February 27, 2013 / 13:03 IST
Vivek Sharma
Financial Planner and Trainer
There is a standard disclaimer in mutual fund advertisements which expects investors to read the offer document carefully before investing. While reading offer documents and other relevant documents is a must for every financial product that we buy, nowhere it is more relevant than health insurance. Health insurance policy holders often complain about claims being denied by insurance company on frivolous grounds. While some of such claims may be valid, many of them arise from the fact that policy wordings are not read properly and understood by the insured. Many health insurance policy holders have also been complaining about the fact that insurers often used different terminologies and wordings which are confusing and used as a tool for rejecting claims.
In order to avoid ambiguity, the insurance regulator, IRDA, has come out with guidelines which aim to standardize health insurance practices in the country. The most important aspect of these guidelines is the standardization of 46 terms used in context of health insurance policies. For example, the new guidelines define pre-existing disease as,’ Any condition, ailment or injury or related condition(s) for which you had signs or symptoms, and / or were diagnosed, and / or received medical advice / treatment within 48 months to prior to the first policy issued by the insurer’. This definition allows insurance companies to define norms for applicability at reinstatement. Similarly a concept like ,’Hospital’ has been defined in the new guidelines. One of the key condition in the definition of hospitals is that a hospital should have at least 10 inpatient beds, in those towns having a population of less than 10,00,000 and 15 inpatient beds in all other places. Also as per the new guidelines hospitalization means a minimum stay for 24 hours in hospital.

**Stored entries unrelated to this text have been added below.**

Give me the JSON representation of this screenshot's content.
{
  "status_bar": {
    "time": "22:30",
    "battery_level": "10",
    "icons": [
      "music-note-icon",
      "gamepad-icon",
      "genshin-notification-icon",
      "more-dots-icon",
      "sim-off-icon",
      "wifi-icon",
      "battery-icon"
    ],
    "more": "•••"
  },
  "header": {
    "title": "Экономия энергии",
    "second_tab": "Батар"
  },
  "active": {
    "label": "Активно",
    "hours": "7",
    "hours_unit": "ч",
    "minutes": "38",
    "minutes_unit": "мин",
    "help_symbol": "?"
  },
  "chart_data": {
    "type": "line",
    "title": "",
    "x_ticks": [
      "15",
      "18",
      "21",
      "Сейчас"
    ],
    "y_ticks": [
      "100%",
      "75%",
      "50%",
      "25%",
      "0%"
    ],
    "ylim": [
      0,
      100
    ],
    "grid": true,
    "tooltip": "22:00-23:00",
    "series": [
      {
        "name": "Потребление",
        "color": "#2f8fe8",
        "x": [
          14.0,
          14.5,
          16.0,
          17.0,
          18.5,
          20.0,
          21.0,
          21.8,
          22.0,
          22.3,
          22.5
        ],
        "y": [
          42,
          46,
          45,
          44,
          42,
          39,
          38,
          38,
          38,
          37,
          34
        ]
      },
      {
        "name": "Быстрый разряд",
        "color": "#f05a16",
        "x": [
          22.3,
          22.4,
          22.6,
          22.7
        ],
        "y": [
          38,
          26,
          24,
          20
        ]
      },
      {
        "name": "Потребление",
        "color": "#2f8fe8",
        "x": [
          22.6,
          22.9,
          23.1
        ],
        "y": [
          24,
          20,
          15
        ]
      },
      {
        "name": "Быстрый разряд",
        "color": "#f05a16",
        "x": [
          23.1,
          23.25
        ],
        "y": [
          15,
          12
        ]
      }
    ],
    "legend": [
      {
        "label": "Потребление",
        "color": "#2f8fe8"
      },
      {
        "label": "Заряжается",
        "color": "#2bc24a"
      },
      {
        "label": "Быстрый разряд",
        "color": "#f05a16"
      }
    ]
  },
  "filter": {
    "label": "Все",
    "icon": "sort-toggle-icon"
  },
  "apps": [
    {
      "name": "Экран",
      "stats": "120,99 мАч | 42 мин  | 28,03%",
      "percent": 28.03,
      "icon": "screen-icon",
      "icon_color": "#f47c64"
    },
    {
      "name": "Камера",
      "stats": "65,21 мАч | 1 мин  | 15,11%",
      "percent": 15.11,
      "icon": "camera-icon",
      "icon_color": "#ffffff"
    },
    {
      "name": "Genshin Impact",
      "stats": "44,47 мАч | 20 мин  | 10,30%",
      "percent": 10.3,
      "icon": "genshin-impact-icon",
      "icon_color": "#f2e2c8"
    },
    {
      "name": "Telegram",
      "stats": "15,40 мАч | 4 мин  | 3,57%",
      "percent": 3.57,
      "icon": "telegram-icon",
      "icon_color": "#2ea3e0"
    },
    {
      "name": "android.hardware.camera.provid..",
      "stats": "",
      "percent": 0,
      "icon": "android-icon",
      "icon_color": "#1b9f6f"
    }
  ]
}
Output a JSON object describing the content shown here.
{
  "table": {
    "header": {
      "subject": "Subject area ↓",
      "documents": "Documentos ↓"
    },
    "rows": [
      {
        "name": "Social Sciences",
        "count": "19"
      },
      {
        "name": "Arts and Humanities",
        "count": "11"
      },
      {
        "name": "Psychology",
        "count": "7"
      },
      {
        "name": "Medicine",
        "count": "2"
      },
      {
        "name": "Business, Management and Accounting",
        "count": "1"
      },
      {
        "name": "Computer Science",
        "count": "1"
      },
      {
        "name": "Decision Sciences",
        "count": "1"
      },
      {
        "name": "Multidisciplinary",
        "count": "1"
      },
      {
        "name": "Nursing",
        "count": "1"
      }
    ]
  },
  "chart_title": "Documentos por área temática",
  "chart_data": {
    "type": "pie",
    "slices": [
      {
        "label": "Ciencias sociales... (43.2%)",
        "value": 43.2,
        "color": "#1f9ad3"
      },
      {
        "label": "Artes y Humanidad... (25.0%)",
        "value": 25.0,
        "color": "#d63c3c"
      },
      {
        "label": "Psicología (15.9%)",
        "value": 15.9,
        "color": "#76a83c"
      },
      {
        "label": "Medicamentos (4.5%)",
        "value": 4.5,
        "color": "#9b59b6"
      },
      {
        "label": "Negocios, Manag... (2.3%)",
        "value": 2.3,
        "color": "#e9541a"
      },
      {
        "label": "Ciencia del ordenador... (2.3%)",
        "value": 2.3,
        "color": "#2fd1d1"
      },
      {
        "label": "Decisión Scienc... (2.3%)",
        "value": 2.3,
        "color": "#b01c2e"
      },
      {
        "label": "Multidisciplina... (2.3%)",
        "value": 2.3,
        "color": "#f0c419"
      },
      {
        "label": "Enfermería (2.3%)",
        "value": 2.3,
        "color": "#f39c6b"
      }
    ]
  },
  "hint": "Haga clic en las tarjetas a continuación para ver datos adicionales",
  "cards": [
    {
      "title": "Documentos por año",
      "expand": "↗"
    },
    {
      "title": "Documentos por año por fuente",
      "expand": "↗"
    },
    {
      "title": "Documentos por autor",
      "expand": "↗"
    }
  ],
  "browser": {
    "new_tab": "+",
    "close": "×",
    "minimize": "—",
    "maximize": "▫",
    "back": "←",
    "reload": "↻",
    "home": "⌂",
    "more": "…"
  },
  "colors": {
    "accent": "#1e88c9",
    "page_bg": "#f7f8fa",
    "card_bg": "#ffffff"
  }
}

In order to avoid any issues related to critical illness, these guidelines have specified conditions for critical illness. As per IRDA guidelines,’ In view o f resolving the differences in the definitions o f terms on Critical Illnesses adopted by the different insurers which are creating confusion in the minds o f consumers and the industry especially at the time when insurers and re-insurers have to arrive at a point where lump sum payment is made, 11 Critical Illness terms have been standardized to be adopted uniformly across industry, if offered under the product. All products offering the 11 critical illness coverage shall ensure that definitions o f the stated 11 terms are in line with the stipulated definitions.’
Additionally, the new guidelines have also standardised the pre-authorisation and claim forms which will reduce hassles for policyholders. The guidelines also provide for standard list of standard list of excluded expenses in hospitalization indemnity policy. With these guidelines coming into place, it won’t be possible for insurance companies to define insurance concepts on their own and will result into industry wise standardization. If you are planning to buy health insurance, it is important that you go through these guidelines of IRDA once.